ヒントが潜んでいた「ロサンゼルスでの武者修行」

 そんな中、このタイプロ現象をひときわ冷静に見つめていたのが、佐藤・菊池・松島の3人だ。前代未聞のプロジェクトを成功に導いたあとも、彼らの視線は“その先”にあった。良いメンバーが集まったからといって、必ずしも売れるわけではない。結果が出なければ、グループの存続も難しい。そして、グループの幕引きを経験した3人は、ふとした瞬間に終わりが訪れることを知っている。もちろん、いまでも複雑な想いを抱えるファンがいることも。だからこそ、このブームを楽観視する者は一人もいなかった。

――どうすれば彼らは国民的アイドルになれるのか。課題が明確になったいま、打つべき手は何か。松島・橋本・猪俣によるLA編(エピソード3~4)で描かれたロサンゼルスでのダンス武者修行に、一つのヒントが示されていたように思う。即興のフリーダンスを終え、「(正解と)合ってるのかなと思っちゃった瞬間がやっぱりある」とこぼした橋本に、プロダンサーのショーン・エバリストは、こんな言葉をかけるのだ。

「それが大事なんです、自分で『正しい』と思うものを選ぶのです」

「私が皆さんに望むのは、自分の選択に“確信”を持つことです」

 そこから語られるのは、ショーンのダンス論であり、アーティスト論だ。アーティストとは“選択”であり、“選択”こそがアーティストを形成する。なかでも、「たとえ自分が何をやっているのかわからなくても『これで行く』と決めて踏み出さなければいけないときがある」という言葉は、熱狂の渦中にいる彼らの“いま”を捉えているようにも思えた。結局のところ、自分にとっての“最良の選択”を取りつづけるしかないのだろう。

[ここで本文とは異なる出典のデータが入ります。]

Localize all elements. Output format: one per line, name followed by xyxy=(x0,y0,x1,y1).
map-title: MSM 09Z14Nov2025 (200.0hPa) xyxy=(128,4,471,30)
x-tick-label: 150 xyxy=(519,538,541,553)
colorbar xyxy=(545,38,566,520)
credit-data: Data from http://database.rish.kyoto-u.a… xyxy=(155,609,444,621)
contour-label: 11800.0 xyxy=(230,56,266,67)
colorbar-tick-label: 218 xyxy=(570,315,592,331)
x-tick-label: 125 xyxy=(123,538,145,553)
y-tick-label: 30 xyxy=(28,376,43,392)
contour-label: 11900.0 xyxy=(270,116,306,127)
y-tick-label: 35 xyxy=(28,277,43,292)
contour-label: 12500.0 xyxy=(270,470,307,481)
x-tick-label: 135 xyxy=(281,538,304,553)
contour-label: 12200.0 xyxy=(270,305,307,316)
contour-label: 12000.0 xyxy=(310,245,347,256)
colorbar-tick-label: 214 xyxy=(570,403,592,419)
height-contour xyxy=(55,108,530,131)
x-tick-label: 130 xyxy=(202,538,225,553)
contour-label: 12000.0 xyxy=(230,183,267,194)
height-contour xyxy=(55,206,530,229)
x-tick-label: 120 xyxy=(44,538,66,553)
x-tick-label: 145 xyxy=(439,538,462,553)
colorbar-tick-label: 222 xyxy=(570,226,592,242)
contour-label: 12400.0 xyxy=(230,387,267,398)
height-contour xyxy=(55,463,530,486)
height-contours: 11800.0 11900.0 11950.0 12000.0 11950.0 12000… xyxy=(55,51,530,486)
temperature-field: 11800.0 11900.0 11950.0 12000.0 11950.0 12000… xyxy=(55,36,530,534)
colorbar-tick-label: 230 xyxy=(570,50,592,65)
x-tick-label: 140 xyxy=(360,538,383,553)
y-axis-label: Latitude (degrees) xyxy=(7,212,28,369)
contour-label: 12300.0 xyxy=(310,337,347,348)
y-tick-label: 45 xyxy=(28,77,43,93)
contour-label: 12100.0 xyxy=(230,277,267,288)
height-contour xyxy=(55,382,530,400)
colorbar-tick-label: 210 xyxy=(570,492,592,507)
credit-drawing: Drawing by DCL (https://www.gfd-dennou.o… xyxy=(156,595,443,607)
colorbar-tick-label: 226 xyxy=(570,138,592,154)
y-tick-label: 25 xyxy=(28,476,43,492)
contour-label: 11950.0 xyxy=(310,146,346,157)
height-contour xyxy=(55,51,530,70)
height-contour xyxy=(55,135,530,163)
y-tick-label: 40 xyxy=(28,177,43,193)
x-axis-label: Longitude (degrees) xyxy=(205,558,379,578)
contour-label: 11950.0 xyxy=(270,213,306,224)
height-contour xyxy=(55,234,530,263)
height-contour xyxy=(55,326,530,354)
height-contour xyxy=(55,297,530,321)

 彼らの進む道は決して平坦ではない。それでも、ロサンゼルスの壮大な景色の前で穏やかに語り合う3人は、なにか答えを手にしたようにも感じた。

 2月15日(日)22:00から配信されるエピソード5~10では、佐藤・原・篠塚による韓国ダンス修行、菊池・寺西の楽曲制作チャレンジ、そして8人体制初となる東京ドーム公演の幕開けまでが描かれる。彼らが重ねてきた“選択”の、そのひとつの答えが、そこにあるのかもしれない。